Segmental Correlation
Although referred to as a "lobe" in traditional surface anatomy, the quadrate lobe is not a separate lobe in functional anatomy. According to Couinaud classification, it belongs to:
Terminology | Classification |
---|---|
Traditional (Surface Anatomy) | Quadrate lobe — anterior part of the visceral surface |
Functional (Couinaud) | Segment IVb — medial inferior segment of the left lobe |
Ligamentous Associations
- Ligamentum teres: Lies in the left boundary of the quadrate lobe and terminates at the umbilical portion of the left portal vein
- Falciform ligament: Anteriorly attached near the inferior margin and separates it from the anterior abdominal wall
Location
The quadrate lobe lies on the **visceral (inferior)** surface of the liver, specifically in the anterior-central area. It occupies a key position between major portal structures and anterior abdominal viscera.
Topographic Relationships
- Posterior: Porta hepatis (containing portal vein, hepatic artery, bile ducts)
- Inferior: Near the pylorus and first part of the duodenum
- Right: Closely associated with the neck of the gallbladder
- Left: Contacts the anterior portion of the lesser omentum
Due to its proximity to the duodenum and gallbladder, the quadrate lobe is often involved or exposed in upper GI and biliary surgeries. It may be partially retracted or visualized during laparoscopic cholecystectomy.
Function
The quadrate lobe functions as part of the left liver lobe (segment IVb), performing all hepatic functions in terms of metabolism, bile production, and filtration. Though small, it plays a proportional role in hepatic physiology.
Vascular Supply
- Arterial: Supplied by branches of the left hepatic artery
- Portal vein: Receives blood from the left portal vein (umbilical portion)
- Venous drainage: Empties into the left and middle hepatic veins
Bile Drainage
Bile produced in the quadrate lobe is drained via intrahepatic ducts that flow into the left hepatic duct, though minor anatomical variation may lead to partial drainage into the common hepatic duct.
Functional Roles
- Metabolism: Processes absorbed nutrients from portal circulation
- Detoxification: Converts ammonia to urea and metabolizes drugs
- Bile production: Contributes to bile synthesis and flow
- Synthetic functions: Produces plasma proteins and coagulation factors
Clinical Relevance
Though small, the quadrate lobe has clear relevance in hepatobiliary pathology, imaging, and surgery. Its anatomical position near key portal structures and the gallbladder makes it an important reference point in several procedures.
1. Imaging Identification
- On axial CT and MRI, the quadrate lobe is seen anterior to the portal vein bifurcation and medial to the gallbladder fossa.

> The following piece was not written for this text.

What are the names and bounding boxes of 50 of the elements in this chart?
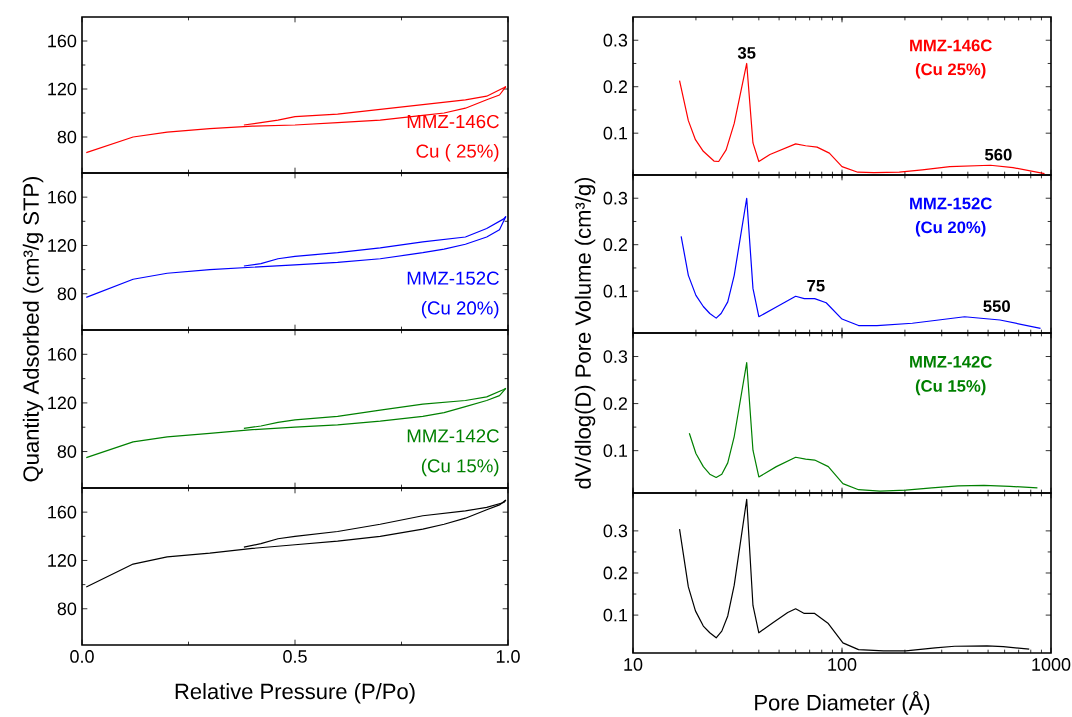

- Segment IVb lesions (e.g., metastases or adenomas) may be mistaken for gallbladder pathology if not clearly delineated.
2. Gallbladder and Porta Hepatis Surgery
- During cholecystectomy, the quadrate lobe often serves as a reference structure as it lies immediately medial to the gallbladder bed.

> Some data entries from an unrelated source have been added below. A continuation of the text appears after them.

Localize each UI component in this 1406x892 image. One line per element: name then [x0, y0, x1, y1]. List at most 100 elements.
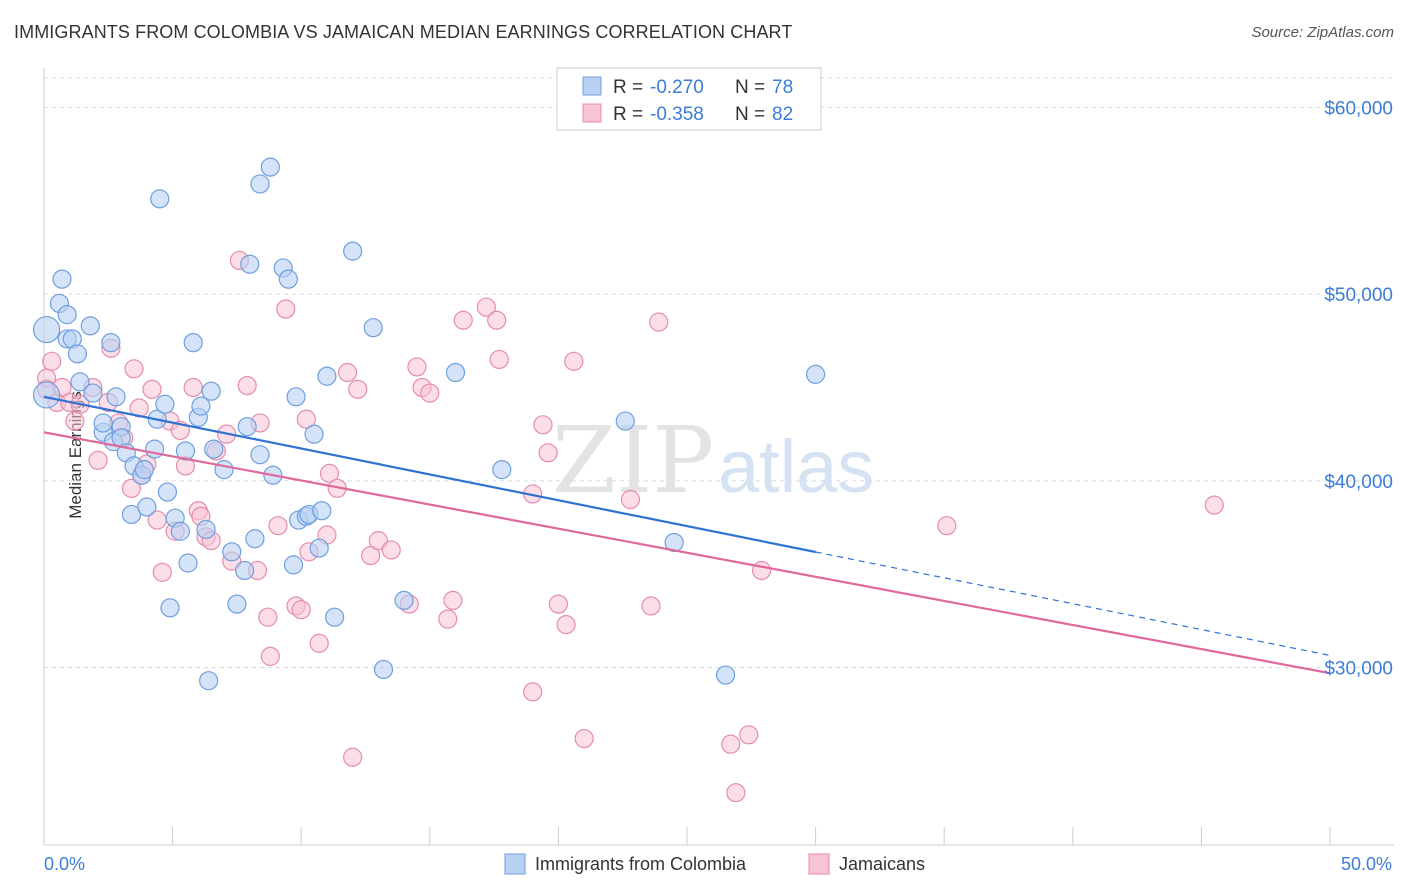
data-point-jamaicans [348, 379, 368, 399]
data-point-colombia [394, 590, 414, 610]
data-point-colombia [137, 497, 157, 517]
data-point-jamaicans [276, 299, 296, 319]
data-point-colombia [157, 482, 178, 502]
data-point-colombia [343, 241, 363, 261]
data-point-colombia [83, 383, 103, 403]
data-point-colombia [199, 671, 219, 691]
data-point-jamaicans [124, 359, 144, 379]
legend-n-label: N = [735, 104, 765, 125]
data-point-colombia [715, 665, 736, 685]
data-point-jamaicans [42, 351, 62, 371]
data-point-colombia [363, 318, 383, 338]
data-point-jamaicans [453, 310, 473, 330]
data-point-colombia [283, 555, 304, 575]
bottom-legend-label: Jamaicans [839, 854, 925, 874]
data-point-colombia [227, 594, 247, 614]
legend-r-value: -0.358 [650, 104, 704, 125]
y-tick-label: $60,000 [1324, 98, 1393, 119]
bottom-legend-label: Immigrants from Colombia [535, 854, 747, 874]
data-point-jamaicans [751, 560, 772, 581]
data-point-jamaicans [183, 377, 203, 398]
data-point-colombia [240, 254, 260, 274]
data-point-colombia [237, 417, 257, 437]
y-tick-label: $40,000 [1324, 472, 1393, 493]
bottom-legend-swatch-blue [504, 853, 526, 875]
data-point-colombia [175, 441, 196, 461]
data-point-colombia [615, 411, 635, 431]
bottom-legend-swatch-pink [808, 853, 830, 875]
data-point-jamaicans [343, 747, 363, 767]
data-point-colombia [155, 394, 175, 414]
watermark-atlas: atlas [718, 425, 874, 508]
data-point-jamaicans [641, 596, 661, 616]
legend-r-value: -0.270 [650, 77, 704, 98]
data-point-jamaicans [564, 351, 584, 371]
data-point-colombia [317, 366, 337, 386]
data-point-jamaicans [476, 297, 496, 317]
y-tick-label: $30,000 [1324, 659, 1393, 680]
jamaicans-points [36, 250, 1224, 803]
data-point-colombia [150, 189, 170, 209]
data-point-colombia [304, 424, 324, 444]
axes [43, 68, 1394, 846]
data-point-colombia [57, 305, 77, 325]
tick-labels: $30,000 $40,000 $50,000 $60,000 0.0% 50.0% [44, 98, 1393, 874]
data-point-colombia [70, 372, 90, 392]
data-point-jamaicans [443, 590, 463, 610]
trend-lines [43, 395, 1331, 675]
data-point-jamaicans [574, 728, 594, 749]
data-point-jamaicans [260, 646, 280, 666]
data-point-jamaicans [721, 734, 741, 754]
data-point-jamaicans [1204, 495, 1224, 515]
data-point-jamaicans [337, 362, 358, 383]
data-point-jamaicans [937, 516, 957, 536]
data-point-colombia [445, 362, 466, 383]
data-point-jamaicans [548, 594, 569, 614]
data-point-colombia [106, 387, 126, 407]
data-point-colombia [309, 538, 329, 558]
data-point-colombia [160, 598, 180, 618]
data-point-jamaicans [88, 450, 108, 470]
data-point-colombia [312, 501, 332, 521]
data-point-colombia [250, 445, 270, 465]
data-point-colombia [278, 269, 298, 289]
data-point-colombia [373, 659, 394, 680]
data-point-colombia [32, 381, 61, 409]
data-point-jamaicans [487, 310, 507, 330]
data-point-colombia [222, 542, 242, 562]
trend-line-jamaicans [43, 431, 1331, 675]
legend-r-label: R = [613, 104, 643, 125]
data-point-jamaicans [237, 376, 257, 396]
data-point-colombia [144, 439, 165, 459]
data-point-colombia [245, 529, 265, 549]
data-point-jamaicans [407, 357, 427, 377]
data-point-colombia [178, 553, 198, 573]
y-tick-label: $50,000 [1324, 285, 1393, 306]
series-legend: Immigrants from Colombia Jamaicans [504, 853, 925, 875]
data-point-jamaicans [319, 463, 340, 483]
data-point-colombia [32, 315, 61, 344]
data-point-jamaicans [726, 783, 746, 803]
legend-swatch-pink [582, 103, 602, 123]
data-point-colombia [134, 460, 154, 480]
data-point-jamaicans [368, 531, 388, 551]
chart-title: IMMIGRANTS FROM COLOMBIA VS JAMAICAN MED… [14, 22, 793, 42]
data-point-colombia [101, 333, 121, 353]
data-point-colombia [52, 269, 72, 289]
correlation-legend: R = -0.270 N = 78 R = -0.358 N = 82 [556, 67, 822, 131]
data-point-jamaicans [142, 379, 162, 399]
data-point-jamaicans [620, 489, 641, 510]
data-point-jamaicans [361, 545, 381, 566]
data-point-jamaicans [438, 609, 458, 629]
x-tick-label: 50.0% [1341, 854, 1392, 874]
data-point-colombia [204, 439, 224, 459]
data-point-jamaicans [381, 540, 401, 560]
data-point-jamaicans [533, 415, 553, 435]
data-point-colombia [121, 504, 142, 525]
source-label: Source: ZipAtlas.com [1251, 24, 1394, 41]
data-point-jamaicans [523, 682, 543, 702]
data-point-colombia [196, 519, 216, 539]
data-point-colombia [492, 460, 512, 480]
legend-n-value: 82 [772, 104, 793, 125]
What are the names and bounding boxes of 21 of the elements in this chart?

- Enlargement or inflammation of the lobe can obscure the critical view of safety during surgery, especially in acute cholecystitis.
3. Tumors and Resection
- Lesions limited to the quadrate lobe are rare but can be surgically resected without compromising the rest of the liver.
- Segment IVb is often included in left hepatectomy or medial segmentectomy.
4. Portal Hypertension and Varices
Because of its proximity to the ligamentum teres and left portal vein, the quadrate lobe may be involved in forming intrahepatic venous collaterals in portal hypertension. These may affect bile duct compression or increase risk during liver biopsies.